55% of businesses say complexity is taking toll on profit

14 December 2015 Consultancy.uk

For more than half (55%) of businesses, organisational complexity is taking a toll on profits, research by the Economist Intelligence Unit shows. Decision-making processes are the biggest source for this complexity, while poor management is cited as the biggest obstacle to reduce it. Focussing on collaboration is seen as the most effective tactic to reduce organisational complexity. According to the researchers, an organisation’s leadership must promote a culture of collaboration, while also providing the tools for effective change.

In its recently released report, titled ‘Taming organisational complexity – Start at the top’, the Economist Intelligence Unit (EIU) researches organisational complexity in an attempt to shed some light on the causes of and solutions to this complexity. For the research, the EIU surveyed 331 executives from companies with annual revenue greater than $500 million in a variety of industries.

Complexity of the company

Of the respondents, the majority of executives say their company is very or extremely complex; with ‘other’ executives experiencing the most complexity at 57%, compared to 54% for C-level executives. Around a quarter (24%) of C-level executives find it ‘easy to get things done’. For other executives, less than one in ten (9%) feels this way. Only 1% of respondents indicate that their organisational structure is not complex at all.

Complexity effects
According to EIU’s research, organisational complexity is a recurring challenge for management and impedes competitiveness. More than half (55%) of organisations say that complexity has negatively affected their profits in the past three years, 5% of which have seen their profits being affected significantly. Most affected by complexity is general management, stated by 29% of respondents, followed by employee relations (23%) and customer service (21%). In addition, 38% of executives say they are spending up to 25% of their time on managing that complexity, and almost one in five (17%) is spending up to 50% of their workday dealing with complexity.

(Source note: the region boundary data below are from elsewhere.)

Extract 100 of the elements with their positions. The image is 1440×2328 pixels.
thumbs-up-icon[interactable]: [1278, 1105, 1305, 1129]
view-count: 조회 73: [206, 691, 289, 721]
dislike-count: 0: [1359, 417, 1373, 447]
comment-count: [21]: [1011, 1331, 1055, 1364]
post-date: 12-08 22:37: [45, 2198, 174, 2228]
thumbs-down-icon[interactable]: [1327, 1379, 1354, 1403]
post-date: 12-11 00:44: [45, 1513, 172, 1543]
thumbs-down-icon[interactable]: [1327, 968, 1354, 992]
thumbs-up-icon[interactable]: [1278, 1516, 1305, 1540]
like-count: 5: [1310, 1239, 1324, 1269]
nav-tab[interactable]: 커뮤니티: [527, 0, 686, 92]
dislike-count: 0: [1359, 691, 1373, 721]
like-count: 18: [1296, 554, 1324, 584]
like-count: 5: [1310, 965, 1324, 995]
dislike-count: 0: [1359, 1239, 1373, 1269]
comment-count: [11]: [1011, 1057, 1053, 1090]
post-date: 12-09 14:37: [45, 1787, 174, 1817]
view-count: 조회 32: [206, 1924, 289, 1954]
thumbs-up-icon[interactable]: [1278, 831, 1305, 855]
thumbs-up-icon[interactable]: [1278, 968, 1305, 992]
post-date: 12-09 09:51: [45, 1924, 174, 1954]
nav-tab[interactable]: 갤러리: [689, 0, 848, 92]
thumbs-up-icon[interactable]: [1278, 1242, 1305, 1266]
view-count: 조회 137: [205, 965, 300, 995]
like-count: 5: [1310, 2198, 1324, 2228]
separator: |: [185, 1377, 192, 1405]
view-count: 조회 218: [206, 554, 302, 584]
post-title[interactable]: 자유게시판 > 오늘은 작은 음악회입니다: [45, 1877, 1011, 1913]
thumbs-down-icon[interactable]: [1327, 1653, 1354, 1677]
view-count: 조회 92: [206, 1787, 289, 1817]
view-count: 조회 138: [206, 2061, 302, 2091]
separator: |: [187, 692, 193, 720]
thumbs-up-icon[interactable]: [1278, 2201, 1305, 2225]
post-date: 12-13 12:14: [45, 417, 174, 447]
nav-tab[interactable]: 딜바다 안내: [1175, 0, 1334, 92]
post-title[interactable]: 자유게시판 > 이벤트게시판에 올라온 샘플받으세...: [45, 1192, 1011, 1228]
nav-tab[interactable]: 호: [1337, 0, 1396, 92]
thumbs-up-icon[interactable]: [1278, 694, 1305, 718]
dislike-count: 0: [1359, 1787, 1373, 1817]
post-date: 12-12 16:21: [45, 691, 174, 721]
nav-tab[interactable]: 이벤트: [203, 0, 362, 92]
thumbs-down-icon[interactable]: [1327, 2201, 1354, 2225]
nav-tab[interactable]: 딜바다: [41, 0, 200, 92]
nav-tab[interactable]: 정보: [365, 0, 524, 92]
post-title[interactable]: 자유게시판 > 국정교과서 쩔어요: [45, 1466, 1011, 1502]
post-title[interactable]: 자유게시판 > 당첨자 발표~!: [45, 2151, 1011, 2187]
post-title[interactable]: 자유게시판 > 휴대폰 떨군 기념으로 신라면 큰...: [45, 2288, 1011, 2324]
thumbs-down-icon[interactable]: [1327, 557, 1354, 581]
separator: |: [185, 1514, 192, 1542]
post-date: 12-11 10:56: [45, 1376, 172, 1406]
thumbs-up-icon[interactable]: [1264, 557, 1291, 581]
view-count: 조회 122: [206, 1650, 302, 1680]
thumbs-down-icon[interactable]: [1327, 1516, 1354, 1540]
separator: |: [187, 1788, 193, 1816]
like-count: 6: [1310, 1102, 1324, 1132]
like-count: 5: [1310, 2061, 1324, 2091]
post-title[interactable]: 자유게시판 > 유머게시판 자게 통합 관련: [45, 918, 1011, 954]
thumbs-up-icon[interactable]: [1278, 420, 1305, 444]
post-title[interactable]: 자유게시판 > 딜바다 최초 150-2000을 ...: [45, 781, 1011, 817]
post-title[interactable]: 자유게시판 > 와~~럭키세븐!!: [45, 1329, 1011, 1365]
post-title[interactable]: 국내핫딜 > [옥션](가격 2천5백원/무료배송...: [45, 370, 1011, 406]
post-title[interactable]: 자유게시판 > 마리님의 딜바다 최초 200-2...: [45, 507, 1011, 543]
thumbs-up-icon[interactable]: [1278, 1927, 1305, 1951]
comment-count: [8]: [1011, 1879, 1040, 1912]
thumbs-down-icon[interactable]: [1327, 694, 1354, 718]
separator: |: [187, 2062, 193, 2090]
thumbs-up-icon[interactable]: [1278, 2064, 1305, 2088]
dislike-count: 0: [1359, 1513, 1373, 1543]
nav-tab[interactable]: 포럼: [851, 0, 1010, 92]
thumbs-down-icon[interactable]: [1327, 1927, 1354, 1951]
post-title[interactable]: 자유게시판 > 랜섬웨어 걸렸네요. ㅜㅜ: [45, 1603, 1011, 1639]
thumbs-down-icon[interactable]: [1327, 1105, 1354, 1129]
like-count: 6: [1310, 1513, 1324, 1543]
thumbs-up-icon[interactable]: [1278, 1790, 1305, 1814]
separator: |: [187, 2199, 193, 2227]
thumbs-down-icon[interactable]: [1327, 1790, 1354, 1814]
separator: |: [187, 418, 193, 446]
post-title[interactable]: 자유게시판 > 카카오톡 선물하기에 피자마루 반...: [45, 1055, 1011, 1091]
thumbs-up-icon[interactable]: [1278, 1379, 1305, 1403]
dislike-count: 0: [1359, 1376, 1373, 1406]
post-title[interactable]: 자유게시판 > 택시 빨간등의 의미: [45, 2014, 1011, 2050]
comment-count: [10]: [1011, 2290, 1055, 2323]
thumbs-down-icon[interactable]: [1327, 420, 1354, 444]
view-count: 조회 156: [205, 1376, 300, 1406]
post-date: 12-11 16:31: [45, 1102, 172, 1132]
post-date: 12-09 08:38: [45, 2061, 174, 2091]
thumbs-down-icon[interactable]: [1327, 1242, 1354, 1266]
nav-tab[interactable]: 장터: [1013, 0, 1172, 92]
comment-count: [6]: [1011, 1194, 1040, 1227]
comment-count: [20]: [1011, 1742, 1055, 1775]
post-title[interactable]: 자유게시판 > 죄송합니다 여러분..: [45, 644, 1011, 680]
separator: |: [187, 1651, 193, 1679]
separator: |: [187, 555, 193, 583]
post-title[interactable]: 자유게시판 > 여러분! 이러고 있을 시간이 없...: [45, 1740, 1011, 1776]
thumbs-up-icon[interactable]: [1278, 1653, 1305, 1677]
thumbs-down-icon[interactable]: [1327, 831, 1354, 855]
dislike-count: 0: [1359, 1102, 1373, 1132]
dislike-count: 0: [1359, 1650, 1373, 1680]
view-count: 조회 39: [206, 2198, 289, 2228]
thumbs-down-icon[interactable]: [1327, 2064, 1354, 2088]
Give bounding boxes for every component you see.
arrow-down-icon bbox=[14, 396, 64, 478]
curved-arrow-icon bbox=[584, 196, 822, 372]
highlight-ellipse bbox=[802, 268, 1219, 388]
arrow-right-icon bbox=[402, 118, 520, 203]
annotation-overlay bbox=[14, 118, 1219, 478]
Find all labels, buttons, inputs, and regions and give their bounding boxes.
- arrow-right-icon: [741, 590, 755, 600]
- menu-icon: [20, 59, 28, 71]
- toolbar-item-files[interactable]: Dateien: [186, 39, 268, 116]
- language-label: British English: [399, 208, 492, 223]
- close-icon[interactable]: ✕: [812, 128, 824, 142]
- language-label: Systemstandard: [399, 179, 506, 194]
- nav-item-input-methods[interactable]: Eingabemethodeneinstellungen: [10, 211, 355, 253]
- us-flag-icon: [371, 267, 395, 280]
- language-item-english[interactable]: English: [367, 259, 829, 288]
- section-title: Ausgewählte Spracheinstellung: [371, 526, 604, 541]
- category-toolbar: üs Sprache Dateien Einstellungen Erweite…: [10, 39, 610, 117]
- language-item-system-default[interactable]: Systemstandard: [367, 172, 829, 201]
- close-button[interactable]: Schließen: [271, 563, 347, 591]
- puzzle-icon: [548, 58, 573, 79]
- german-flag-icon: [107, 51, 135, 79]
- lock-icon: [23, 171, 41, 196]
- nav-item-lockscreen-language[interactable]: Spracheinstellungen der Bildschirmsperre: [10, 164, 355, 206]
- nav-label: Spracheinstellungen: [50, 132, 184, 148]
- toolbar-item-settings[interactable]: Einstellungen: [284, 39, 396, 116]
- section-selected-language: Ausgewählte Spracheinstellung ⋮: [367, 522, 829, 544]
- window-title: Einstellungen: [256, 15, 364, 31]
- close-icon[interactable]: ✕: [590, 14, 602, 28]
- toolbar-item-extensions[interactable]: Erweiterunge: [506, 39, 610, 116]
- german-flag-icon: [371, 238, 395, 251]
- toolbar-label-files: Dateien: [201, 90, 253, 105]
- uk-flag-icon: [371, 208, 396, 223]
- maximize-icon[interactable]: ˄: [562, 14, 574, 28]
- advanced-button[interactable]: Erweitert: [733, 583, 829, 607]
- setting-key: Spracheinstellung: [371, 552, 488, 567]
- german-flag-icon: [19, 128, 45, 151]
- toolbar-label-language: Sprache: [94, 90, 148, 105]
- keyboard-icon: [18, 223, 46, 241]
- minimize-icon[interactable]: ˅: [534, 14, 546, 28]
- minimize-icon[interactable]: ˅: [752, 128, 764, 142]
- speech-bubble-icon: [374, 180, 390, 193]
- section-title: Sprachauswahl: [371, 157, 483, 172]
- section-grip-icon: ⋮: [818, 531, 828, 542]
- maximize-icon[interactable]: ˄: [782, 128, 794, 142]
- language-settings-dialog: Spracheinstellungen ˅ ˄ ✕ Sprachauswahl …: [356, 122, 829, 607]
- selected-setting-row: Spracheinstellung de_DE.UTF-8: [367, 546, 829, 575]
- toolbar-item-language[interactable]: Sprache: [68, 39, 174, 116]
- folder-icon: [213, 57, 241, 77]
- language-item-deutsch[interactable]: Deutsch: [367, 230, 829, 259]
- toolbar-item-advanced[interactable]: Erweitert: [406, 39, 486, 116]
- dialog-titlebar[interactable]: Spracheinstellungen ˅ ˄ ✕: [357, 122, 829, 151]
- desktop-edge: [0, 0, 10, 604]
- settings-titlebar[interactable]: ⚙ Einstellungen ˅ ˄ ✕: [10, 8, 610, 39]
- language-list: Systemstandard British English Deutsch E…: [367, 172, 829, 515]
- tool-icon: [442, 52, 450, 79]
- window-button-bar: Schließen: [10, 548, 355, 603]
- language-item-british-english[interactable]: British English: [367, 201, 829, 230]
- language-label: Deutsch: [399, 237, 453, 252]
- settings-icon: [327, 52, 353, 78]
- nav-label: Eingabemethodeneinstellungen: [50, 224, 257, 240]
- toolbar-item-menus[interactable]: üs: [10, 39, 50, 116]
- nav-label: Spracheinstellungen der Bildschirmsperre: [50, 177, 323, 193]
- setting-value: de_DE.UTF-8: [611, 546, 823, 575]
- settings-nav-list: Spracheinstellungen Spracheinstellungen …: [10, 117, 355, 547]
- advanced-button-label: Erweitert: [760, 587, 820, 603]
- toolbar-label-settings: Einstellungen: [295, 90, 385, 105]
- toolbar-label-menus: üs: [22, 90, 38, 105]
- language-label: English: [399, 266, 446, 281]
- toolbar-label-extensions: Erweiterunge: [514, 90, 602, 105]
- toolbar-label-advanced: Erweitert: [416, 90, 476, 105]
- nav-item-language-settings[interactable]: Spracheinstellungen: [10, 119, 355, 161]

Primary sources of complexity

The primary source for complexity is decision-making, cited by 12%, followed by organisational structure (9%). The organisation’s size, pace of innovation, amount of data to manage, not making managing complexity a priority, and culture for infrastructure share a third place, all cited by 8% of respondents.

The most common tactic to reduce complexity, as taken by the respondents in the past three years, is the promotion of a culture of collaboration (39%). A third (33%) has implemented new technology tools or infrastructure, while 30% has created a cross-functional role to facilitate collaboration, implemented new decision-making processes or improved their leadership skills. Although collaboration is seen as a key method to reduce organisational complexity, only 17% use ‘time managers spend collaborating with other managers’ as a metric, and 14% use ‘time employees spend outside their department’.

Steps to reduce complexity

Poor management is cited by 44% of respondents as the biggest obstacle to reduce complexity, followed by lack of buy-in across the organisation, culture slowed or prevented change and a too big amount of data to manage, all listed by 30%. Other obstacles include a lack of incentive to collaborate (22%), a lack of commitment to change (19%) and a too fast-growing organisation (7%).

Biggest obstacles to reduce complexity

The survey suggests that leadership decisions, effective change management and follow-through are key to reducing complexity. The researchers conclude that “the effort to reduce complexity must be driven from the top down, with executive management leading the charge by promoting a culture that favours collaboration and then providing the tools and technologies that enable it. Because no effort can be successful without the ability to measure its impact, it’s necessary to determine metrics that are appropriate for the organisation to gauge success. Finally, leaders need to ensure that reducing complexity remains a priority for everyone, with sound change management ensuring that initial efforts to reduce complexity take root and thrive.”